To standardize the recordings, all signals were resampled to 100 Hz using the torchaudio “sinc_interp_hann” function, preserving the fine temporal and spectral characteristics essential for seizure detection. The authors also defined noise and sleep epochs: noise epochs were identified as 5‑second windows where the absolute amplitude exceeded 20 standard deviations above the global mean, while sleep epochs were detected via the Hilbert envelope of a 0.1‑4 Hz filtered signal using a bimodal amplitude distribution and dual thresholds. These definitions allowed the model to be evaluated under realistic conditions where false positives often arise.

The core detection model is a 1‑dimensional residual U‑Net (AugUNet1D). The architecture mirrors the classic U‑Net encoder‑decoder design, with down‑sampling layers capturing hierarchical temporal features and up‑sampling layers restoring fine‑grained time resolution. Crucially, each encoder‑decoder block incorporates residual (skip) connections inspired by ResNet, which facilitate gradient flow, mitigate vanishing‑gradient problems, and enable deeper networks to be trained effectively on long EEG sequences. The network outputs a binary label for every time point, and training minimizes a Dice loss using the Adam optimizer.

Recognizing that SWD morphology varies substantially across subjects, the authors introduced a comprehensive data‑augmentation pipeline applied on‑the‑fly during training. Three augmentations were used: (1) amplitude scaling (probability 0.5) to simulate inter‑subject voltage differences, (2) Gaussian noise injection with a maximum signal‑to‑noise ratio of 0.005 to emulate recording artifacts, and (3) signal inversion (probability 0.2) to account for polarity reversals that can occur with different electrode placements. This stochastic augmentation strategy forces the network to learn invariant features, dramatically improving cross‑subject generalization.

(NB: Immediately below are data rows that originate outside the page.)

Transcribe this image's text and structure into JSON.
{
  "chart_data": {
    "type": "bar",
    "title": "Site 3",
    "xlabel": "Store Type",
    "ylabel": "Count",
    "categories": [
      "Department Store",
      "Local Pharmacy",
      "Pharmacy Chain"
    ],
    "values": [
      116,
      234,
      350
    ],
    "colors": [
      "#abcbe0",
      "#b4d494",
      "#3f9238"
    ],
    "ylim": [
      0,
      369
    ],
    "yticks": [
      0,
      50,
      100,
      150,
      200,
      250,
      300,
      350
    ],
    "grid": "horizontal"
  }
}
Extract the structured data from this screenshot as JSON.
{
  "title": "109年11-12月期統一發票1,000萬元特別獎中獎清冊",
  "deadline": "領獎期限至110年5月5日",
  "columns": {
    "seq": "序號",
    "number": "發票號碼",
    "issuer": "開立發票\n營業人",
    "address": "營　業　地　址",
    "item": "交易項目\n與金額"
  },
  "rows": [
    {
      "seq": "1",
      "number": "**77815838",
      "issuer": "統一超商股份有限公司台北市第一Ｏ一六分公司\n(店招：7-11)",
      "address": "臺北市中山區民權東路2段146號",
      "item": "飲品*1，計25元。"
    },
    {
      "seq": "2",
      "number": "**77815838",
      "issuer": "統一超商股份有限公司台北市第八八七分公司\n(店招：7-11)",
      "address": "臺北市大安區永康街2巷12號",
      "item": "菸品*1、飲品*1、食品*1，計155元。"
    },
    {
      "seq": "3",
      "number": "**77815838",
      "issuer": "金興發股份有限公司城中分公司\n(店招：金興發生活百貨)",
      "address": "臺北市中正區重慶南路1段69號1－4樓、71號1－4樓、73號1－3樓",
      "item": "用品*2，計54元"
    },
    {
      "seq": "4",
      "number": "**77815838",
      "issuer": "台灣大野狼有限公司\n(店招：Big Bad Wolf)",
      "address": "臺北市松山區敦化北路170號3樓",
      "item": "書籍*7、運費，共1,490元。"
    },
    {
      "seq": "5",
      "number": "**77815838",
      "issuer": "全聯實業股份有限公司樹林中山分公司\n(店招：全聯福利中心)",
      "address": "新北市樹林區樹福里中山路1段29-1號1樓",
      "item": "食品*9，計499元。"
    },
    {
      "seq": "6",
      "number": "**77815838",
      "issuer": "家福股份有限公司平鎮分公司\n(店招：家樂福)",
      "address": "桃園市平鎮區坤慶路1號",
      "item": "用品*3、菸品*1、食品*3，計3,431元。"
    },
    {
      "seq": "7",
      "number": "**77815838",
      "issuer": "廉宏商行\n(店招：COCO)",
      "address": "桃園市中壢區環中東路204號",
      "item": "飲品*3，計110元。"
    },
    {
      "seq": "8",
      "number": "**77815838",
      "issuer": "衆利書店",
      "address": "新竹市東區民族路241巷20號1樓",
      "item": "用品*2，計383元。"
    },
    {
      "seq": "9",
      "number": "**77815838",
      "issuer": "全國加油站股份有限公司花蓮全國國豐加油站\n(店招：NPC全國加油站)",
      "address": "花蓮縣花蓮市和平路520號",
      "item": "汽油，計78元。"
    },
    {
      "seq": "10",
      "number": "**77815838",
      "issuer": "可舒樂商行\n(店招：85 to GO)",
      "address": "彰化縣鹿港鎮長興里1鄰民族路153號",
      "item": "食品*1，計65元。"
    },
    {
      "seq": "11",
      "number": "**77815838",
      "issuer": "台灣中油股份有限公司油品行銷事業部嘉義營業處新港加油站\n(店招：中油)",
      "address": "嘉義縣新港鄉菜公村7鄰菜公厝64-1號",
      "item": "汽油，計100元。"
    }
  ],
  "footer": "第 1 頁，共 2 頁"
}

Performance was benchmarked against 14 alternative machine‑learning classifiers (including traditional methods, CNN‑LSTM hybrids, EEGNet, InceptionTime, and transformer‑based models) and against the recently published “Twin Peaks” algorithm, which relies on handcrafted time‑frequency features. In a leave‑one‑mouse‑out cross‑validation across ten mice, AugUNet1D achieved an average Dice coefficient of 0.87, sensitivity of 0.91, and specificity of 0.94. In contrast, Twin Peaks yielded a Dice of approximately 0.78 under the same conditions. Notably, AugUNet1D maintained high performance during noisy and sleep periods, where many algorithms suffer increased false‑positive rates.

Both a pretrained version (trained on the authors’ annotated dataset) and an untrained version (with random initialization) are released publicly, enabling other researchers to fine‑tune the model on new datasets or to use it as a generic event‑detection backbone.

The study’s limitations include its focus on a single‑channel mouse EEG, which may not directly translate to multi‑channel human recordings. The 100 Hz sampling rate, while sufficient for the 3‑Hz SWD rhythm, could miss finer high‑frequency components. Future work should test AugUNet1D on multi‑channel and human clinical data, explore higher sampling rates, and compare against emerging transformer‑based temporal detection models. Nonetheless, the paper demonstrates that a residual U‑Net combined with targeted data augmentation provides a robust, scalable solution for dense temporal segmentation of SWDs, substantially outperforming existing feature‑based methods and offering a valuable tool for large‑scale epilepsy research.